My nephew wanted to give Black Panther a Funeral.😭 I’m not crying you are. pic.twitter.com/cdpPr2V6Yx
— ROYL (@98Royalty) August 29, 2020
Some parents were inspired by Boseman’s dedication to his art and his determination to keep making culturally-important films even while battling cancer. Katherine Gilmore Richardson, a Philadelphia City Council member and mom of three hopes that her children will be inspired by that lesson.
“He continued to live and thrive and fight,” Richardson told The Washington Post. “And that is what I want my son, who is probably T’Challa’s biggest fan, to remember him by. That it’s about the fight within.”
Other parents were concerned about how the news of Boseman’s death would affect their kids.
“It was such a cultural moment for him to see himself in that film,” Stephanie Sneed said of her 9-year-old son. Her son learned about Boseman’s death because he saw Sneed’s reaction when she heard the news.
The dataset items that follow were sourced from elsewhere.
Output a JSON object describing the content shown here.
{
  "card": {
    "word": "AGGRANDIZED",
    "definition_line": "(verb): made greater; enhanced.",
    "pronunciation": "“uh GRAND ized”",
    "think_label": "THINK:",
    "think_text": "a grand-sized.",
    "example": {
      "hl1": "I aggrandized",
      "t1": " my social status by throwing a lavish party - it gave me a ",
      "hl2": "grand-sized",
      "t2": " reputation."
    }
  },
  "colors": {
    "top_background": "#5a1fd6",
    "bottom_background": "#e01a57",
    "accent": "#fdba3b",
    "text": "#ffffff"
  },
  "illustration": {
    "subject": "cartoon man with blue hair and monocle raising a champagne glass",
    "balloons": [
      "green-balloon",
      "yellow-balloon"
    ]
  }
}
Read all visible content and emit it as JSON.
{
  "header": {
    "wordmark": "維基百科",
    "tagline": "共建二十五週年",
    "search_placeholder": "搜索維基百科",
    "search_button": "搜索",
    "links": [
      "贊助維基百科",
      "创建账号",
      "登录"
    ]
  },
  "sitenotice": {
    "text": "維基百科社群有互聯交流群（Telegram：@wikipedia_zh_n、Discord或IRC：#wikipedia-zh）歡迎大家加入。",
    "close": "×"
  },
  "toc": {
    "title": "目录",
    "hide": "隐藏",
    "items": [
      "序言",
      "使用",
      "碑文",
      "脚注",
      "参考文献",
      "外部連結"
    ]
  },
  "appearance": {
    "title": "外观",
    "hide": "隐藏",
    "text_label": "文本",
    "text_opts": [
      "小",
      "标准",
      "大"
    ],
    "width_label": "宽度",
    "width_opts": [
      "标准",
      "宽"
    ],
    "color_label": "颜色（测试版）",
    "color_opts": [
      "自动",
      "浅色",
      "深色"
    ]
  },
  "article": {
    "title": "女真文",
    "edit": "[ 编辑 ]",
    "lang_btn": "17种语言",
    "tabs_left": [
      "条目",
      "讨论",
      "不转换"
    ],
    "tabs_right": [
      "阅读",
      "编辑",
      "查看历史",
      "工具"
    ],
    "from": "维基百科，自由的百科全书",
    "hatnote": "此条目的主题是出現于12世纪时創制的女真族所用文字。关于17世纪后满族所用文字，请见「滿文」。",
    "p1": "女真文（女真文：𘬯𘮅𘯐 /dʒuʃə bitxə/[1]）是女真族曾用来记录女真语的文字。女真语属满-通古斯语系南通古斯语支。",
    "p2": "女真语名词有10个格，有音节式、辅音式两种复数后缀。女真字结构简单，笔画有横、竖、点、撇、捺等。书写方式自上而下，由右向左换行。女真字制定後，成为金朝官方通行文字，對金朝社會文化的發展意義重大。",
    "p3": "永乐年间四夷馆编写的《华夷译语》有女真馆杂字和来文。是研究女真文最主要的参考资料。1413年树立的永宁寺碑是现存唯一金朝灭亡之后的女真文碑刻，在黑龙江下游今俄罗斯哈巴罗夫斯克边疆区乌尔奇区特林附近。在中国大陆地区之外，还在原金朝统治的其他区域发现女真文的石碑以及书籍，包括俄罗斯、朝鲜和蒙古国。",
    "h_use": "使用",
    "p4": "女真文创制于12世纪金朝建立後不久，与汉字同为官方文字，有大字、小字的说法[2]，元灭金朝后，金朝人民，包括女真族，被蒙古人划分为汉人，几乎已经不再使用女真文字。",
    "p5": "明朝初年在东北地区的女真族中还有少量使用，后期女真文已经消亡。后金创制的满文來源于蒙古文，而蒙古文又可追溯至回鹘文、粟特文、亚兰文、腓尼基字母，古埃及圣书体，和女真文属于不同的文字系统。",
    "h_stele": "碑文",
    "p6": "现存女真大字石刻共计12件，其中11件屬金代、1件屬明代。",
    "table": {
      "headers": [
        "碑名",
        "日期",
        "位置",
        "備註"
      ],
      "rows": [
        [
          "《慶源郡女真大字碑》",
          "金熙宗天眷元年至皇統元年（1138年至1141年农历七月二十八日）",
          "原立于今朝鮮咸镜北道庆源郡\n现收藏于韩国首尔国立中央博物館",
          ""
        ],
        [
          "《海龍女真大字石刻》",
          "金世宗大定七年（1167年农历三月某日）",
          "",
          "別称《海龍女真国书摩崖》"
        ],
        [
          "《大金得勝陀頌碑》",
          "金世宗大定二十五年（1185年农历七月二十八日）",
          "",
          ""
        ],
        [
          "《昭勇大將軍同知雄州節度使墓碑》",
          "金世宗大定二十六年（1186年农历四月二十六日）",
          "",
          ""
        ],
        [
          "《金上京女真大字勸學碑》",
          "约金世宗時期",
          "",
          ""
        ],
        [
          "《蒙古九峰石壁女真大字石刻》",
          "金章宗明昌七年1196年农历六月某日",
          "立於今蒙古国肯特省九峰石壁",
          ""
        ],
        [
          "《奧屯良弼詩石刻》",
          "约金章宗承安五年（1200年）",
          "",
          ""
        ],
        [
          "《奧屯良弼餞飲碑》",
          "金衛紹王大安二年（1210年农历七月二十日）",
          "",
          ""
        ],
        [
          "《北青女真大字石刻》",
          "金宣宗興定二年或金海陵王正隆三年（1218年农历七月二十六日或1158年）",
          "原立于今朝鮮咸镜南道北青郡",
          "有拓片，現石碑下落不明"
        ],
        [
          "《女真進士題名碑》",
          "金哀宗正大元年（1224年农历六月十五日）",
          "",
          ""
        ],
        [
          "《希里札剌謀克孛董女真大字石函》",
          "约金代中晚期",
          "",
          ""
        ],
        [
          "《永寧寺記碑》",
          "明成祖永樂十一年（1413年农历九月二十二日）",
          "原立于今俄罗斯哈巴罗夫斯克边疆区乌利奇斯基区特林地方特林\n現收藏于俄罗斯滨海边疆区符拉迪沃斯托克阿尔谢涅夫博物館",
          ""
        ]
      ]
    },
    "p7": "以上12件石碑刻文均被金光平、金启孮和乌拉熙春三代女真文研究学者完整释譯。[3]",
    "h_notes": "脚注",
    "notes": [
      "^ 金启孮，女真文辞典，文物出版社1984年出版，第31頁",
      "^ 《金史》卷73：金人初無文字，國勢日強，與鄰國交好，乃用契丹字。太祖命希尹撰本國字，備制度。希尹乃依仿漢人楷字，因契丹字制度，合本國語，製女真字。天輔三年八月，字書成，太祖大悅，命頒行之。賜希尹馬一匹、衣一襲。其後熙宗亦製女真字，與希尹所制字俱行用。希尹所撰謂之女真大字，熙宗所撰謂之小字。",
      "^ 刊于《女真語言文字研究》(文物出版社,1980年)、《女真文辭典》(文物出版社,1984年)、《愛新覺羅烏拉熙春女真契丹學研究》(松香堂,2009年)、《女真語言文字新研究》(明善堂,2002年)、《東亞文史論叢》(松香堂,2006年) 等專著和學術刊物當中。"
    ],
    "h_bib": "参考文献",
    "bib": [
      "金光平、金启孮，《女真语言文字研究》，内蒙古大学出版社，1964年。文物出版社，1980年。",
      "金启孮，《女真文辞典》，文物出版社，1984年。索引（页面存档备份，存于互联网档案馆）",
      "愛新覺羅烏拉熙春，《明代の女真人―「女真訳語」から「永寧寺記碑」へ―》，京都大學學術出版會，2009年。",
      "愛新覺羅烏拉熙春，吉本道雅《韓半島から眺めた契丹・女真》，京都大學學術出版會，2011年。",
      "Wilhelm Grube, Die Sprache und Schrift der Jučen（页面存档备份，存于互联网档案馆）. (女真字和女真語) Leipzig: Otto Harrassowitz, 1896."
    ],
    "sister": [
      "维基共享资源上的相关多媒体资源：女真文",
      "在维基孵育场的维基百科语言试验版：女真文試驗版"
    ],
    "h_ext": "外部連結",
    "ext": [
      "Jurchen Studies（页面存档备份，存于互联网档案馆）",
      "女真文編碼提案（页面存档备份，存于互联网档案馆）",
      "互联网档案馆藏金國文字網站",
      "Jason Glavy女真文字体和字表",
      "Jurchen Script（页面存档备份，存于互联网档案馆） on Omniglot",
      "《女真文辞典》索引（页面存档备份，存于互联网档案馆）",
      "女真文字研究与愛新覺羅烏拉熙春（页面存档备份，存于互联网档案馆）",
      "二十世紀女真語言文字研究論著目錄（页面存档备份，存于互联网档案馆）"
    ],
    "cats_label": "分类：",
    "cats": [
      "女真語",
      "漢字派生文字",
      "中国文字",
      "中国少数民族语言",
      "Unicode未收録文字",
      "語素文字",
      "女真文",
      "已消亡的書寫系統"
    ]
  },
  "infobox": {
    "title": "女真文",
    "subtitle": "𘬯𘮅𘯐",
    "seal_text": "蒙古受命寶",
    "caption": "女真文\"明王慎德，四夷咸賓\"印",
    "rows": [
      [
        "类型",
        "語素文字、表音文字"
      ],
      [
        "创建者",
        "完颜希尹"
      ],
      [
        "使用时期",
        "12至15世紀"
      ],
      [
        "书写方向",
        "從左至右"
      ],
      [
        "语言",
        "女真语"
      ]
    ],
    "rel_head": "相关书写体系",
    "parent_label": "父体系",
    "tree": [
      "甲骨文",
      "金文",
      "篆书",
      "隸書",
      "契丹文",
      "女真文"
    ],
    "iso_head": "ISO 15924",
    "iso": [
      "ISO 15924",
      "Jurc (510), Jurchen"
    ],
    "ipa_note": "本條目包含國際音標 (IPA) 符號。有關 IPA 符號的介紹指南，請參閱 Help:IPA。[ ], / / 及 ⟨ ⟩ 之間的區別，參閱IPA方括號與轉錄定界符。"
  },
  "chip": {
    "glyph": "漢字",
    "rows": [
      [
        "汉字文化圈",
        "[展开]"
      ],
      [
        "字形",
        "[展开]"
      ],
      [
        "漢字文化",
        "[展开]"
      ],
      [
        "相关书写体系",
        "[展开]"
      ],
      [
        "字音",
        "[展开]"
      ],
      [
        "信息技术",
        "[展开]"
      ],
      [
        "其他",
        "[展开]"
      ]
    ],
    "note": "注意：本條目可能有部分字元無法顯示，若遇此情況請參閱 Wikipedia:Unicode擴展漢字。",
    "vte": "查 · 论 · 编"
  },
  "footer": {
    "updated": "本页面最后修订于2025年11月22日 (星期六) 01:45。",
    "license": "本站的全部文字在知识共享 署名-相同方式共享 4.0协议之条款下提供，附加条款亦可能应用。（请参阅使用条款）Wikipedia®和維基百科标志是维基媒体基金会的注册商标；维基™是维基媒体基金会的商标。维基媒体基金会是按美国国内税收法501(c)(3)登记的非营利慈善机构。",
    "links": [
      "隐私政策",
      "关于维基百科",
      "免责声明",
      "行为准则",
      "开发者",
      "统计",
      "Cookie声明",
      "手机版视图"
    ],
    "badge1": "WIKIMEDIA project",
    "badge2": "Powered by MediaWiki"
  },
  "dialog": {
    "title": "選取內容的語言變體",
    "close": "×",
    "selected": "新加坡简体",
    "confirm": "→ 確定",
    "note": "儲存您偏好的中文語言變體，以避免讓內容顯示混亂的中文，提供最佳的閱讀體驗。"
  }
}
Still, other parents are trying to keep the news from their kids, particularly when children, especially Black children, are already overwhelmed with issues stemming from the pandemic and the national movement to highlight racial injustice.
Imani Cheers decided not to tell her 6-year-old son Isaiah about Boseman’s death. Earlier on the day he died Cheers had Isaiah at an event to commemorate the March on Washington. There, Isaiah learned about the violence committed among people ranging from Emmett Till to Breonna Taylor. Cheers didn’t want to add more sadness onto her son.
“He was immersed with so much,” she said. “So much pain and death of young people who look like him. I just want to shield him from the pain of losing one more person who he absolutely idolized.”